All three women studied at the Protestant University of Kinshasa, now known as Christian University of Kinshasa. Mundedi, 47, graduated in 1996.
Mundedi said women in her native Mennonite congregation in Nyanga, Western Kasai, urged her to study theology. “I began preaching in school when I was 14,” she said. After completing theological studies she returned to Nyanga to teach and serve as a school chaplain, “in gratitude to those who first called me.”
In 2005 she began teaching at Kalonda Bible Institute, where she and Anastasie Tshimbila are on the faculty, along with five men. Four women are currently enrolled as students at Kalonda, a three-year post-secondary school that has trained many CMCo pastors.
Six North American Mennonites, including three ordained women—Sandy Miller and Paula Killough of Mennonite Mission Network in Elkhart, Indiana, USA; and Amanda Rempel of Newton, Kansas, USA—attended the ordinations in Kinshasa and Kalonda at the invitation of Congolese church leaders.
“The presence of this delegation is a sign of the love that exists between Mennonites,” Swana said.
The three American women were invited to join CMCo pastors in laying hands on, and praying for, the women and men who were being ordained.

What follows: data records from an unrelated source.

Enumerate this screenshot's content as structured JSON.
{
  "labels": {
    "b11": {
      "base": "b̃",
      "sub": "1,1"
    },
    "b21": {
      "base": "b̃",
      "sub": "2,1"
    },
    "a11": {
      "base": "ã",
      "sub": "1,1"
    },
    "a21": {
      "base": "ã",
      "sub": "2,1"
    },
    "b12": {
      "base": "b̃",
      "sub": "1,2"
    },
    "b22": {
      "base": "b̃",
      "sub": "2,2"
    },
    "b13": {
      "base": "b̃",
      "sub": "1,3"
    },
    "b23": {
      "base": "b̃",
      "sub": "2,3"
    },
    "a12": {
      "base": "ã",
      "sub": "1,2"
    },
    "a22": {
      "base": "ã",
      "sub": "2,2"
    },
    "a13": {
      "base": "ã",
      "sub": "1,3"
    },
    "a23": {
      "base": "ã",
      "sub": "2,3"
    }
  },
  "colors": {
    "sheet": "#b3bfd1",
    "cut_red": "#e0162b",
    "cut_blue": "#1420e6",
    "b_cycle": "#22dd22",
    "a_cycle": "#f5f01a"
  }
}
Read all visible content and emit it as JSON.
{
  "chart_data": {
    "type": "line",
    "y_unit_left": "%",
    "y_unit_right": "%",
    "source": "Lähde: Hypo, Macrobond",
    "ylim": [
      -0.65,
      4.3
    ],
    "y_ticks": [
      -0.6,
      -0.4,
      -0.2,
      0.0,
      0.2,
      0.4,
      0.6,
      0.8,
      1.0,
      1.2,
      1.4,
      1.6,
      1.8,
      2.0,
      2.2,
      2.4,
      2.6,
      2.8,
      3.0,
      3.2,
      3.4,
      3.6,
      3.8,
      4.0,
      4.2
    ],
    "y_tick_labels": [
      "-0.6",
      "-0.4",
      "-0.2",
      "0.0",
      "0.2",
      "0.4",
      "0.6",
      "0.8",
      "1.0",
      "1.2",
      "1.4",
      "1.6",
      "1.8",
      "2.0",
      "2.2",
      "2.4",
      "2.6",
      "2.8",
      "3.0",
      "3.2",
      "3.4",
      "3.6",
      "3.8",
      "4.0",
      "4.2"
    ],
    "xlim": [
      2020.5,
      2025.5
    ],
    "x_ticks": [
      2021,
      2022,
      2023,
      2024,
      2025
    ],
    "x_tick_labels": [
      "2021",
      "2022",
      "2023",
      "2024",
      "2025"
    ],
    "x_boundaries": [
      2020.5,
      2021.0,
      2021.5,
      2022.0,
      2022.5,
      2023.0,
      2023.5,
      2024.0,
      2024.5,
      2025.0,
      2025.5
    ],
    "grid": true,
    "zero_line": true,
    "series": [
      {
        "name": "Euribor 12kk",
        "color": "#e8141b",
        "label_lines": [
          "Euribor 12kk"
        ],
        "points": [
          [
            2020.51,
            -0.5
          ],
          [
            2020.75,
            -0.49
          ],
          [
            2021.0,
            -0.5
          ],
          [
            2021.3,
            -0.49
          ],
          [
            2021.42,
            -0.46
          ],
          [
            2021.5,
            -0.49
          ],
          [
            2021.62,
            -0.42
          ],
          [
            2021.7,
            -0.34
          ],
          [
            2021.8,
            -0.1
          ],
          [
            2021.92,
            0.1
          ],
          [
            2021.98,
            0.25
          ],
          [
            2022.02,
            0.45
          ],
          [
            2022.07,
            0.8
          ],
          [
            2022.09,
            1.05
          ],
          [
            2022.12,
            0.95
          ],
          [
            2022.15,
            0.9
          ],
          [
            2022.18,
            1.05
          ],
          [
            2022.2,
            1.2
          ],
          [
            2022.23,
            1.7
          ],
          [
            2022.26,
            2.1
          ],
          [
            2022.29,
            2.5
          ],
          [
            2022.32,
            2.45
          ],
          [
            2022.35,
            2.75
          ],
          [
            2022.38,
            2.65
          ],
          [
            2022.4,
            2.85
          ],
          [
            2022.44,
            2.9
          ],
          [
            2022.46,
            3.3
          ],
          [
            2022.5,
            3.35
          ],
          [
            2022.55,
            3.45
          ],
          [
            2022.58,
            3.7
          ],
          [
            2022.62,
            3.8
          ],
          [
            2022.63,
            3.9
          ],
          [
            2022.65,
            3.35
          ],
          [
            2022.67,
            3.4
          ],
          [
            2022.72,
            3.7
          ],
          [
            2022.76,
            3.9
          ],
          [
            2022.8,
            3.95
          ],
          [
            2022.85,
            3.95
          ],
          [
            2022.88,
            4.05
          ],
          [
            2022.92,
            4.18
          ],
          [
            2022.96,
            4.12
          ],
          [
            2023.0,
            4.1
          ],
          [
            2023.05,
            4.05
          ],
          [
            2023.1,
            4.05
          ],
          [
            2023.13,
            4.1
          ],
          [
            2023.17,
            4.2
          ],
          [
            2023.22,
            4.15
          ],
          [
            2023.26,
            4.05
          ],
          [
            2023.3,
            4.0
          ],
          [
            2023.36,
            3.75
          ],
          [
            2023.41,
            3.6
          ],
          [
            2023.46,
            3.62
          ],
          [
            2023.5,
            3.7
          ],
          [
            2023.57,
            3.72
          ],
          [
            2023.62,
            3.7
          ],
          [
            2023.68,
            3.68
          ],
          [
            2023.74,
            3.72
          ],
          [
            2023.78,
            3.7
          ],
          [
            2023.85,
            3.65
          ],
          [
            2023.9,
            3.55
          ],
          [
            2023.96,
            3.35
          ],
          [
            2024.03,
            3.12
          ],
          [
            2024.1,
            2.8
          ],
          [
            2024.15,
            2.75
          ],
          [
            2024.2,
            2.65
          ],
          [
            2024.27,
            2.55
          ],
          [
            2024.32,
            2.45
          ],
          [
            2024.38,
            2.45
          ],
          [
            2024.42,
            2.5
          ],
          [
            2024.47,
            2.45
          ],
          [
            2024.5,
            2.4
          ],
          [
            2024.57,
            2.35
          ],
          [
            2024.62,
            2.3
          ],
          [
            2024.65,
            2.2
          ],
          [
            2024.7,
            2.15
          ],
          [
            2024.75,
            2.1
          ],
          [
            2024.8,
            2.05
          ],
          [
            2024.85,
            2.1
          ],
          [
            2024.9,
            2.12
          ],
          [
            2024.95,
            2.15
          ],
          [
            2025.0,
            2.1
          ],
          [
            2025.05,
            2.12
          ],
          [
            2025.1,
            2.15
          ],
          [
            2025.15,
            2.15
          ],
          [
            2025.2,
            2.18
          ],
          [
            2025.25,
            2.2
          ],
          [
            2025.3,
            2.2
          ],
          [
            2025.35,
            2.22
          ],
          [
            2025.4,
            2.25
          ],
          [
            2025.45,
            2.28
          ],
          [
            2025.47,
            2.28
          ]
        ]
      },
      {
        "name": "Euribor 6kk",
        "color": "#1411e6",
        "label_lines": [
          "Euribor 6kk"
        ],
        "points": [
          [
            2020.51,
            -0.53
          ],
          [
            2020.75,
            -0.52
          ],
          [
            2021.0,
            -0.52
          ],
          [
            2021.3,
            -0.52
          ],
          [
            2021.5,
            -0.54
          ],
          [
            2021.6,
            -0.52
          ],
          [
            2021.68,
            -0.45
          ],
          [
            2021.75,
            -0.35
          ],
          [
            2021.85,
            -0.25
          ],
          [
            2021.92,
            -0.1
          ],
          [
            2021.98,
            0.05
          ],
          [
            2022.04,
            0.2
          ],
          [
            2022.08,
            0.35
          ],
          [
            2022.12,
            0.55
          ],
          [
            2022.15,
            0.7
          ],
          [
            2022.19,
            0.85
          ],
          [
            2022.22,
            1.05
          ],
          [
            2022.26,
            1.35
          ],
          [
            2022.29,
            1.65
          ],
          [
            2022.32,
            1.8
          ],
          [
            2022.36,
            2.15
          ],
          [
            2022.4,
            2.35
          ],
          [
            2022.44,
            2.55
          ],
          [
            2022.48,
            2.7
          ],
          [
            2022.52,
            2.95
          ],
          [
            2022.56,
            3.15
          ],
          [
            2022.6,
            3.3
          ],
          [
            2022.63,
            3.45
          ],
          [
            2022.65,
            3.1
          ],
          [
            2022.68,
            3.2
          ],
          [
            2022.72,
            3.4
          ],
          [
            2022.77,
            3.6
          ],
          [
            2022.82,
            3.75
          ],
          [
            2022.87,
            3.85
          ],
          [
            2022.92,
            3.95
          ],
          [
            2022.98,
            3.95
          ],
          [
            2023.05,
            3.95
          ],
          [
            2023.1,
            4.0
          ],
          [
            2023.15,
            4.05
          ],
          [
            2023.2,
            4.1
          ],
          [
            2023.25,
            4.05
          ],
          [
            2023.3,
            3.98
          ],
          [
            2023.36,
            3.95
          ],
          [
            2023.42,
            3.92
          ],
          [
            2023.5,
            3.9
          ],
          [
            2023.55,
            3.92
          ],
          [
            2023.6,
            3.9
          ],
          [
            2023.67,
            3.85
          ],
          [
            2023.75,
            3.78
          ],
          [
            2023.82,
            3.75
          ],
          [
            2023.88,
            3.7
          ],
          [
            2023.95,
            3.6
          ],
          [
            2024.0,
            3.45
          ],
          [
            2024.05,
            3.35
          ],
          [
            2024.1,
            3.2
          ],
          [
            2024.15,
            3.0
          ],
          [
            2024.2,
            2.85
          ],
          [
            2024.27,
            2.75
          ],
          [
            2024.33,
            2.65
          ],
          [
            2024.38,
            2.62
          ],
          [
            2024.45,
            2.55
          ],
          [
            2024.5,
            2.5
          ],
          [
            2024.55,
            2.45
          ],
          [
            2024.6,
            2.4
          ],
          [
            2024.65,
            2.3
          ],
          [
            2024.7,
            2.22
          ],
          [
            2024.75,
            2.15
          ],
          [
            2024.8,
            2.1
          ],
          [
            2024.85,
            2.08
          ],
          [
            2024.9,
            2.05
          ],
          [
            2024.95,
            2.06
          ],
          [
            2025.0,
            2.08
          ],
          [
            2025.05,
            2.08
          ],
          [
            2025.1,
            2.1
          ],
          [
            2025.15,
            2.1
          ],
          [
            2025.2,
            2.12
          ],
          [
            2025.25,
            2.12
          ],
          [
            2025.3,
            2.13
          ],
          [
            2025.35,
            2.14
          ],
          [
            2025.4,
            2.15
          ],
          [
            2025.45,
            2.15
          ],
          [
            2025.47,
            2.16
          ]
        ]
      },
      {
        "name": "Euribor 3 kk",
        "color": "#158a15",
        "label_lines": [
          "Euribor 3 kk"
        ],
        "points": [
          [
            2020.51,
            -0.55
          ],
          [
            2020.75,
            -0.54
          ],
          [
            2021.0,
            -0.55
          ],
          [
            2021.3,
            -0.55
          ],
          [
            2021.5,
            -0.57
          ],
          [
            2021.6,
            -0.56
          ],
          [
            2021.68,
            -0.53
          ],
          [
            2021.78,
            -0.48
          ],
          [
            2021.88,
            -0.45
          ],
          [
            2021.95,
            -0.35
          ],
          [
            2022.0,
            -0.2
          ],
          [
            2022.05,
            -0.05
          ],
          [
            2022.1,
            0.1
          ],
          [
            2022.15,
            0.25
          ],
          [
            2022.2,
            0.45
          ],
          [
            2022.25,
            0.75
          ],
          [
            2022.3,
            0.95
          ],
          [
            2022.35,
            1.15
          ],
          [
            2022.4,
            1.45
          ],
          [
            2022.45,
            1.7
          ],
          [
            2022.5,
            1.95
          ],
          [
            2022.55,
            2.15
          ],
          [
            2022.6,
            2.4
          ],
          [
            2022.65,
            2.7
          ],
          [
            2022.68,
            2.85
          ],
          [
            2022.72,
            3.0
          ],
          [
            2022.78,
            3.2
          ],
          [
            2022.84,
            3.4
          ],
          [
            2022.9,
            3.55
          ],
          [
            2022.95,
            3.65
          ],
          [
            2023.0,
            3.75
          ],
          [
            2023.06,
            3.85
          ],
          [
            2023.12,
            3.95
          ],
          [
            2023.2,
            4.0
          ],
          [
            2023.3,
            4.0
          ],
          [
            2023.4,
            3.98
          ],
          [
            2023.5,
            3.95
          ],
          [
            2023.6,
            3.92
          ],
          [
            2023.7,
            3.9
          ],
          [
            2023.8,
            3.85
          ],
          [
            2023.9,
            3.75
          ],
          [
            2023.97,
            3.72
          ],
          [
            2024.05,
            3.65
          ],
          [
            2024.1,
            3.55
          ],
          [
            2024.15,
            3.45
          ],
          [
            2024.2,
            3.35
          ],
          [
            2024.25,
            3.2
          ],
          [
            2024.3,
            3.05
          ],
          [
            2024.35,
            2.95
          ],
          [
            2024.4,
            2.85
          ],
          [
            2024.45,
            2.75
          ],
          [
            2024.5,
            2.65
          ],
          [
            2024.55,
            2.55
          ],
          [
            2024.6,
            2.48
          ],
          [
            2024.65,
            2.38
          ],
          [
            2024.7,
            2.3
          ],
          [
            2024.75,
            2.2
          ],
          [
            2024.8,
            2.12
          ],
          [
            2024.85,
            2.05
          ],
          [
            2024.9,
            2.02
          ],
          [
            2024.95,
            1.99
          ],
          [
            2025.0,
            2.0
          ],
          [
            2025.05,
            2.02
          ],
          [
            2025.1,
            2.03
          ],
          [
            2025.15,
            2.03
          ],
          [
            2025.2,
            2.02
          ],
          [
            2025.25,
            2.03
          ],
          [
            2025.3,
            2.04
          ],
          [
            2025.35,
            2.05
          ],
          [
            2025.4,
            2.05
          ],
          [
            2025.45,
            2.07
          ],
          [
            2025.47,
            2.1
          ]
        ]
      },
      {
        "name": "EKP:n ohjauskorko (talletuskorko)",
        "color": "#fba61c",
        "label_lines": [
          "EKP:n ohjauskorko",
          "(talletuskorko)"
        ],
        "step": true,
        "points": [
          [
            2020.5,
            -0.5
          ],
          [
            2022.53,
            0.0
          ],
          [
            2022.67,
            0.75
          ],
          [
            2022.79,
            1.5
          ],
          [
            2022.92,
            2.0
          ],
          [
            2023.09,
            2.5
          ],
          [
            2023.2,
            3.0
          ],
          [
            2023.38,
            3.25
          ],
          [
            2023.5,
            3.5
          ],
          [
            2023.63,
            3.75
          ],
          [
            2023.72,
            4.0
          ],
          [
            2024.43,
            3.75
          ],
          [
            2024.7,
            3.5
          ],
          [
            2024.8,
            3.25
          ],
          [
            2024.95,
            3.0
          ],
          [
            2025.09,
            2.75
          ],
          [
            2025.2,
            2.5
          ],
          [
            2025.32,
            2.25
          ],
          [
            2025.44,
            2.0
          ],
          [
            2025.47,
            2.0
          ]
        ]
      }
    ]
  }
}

While the struggle for women’s ordination was long and exhausting at times, Swana said, “We recognize that everything has its time, as written in Ecclesiastes 3.”
In November, two more CMCo women, identified by church leaders as Mubi Mutemba and Mundombila, will be ordained in Kananga, Western Kasai.
Article by Nancy Myers, a freelance writer on assignment for Africa Inter-Mennonite Mission and Charlie Malembe, a Mennonite journalist in Kinshasa.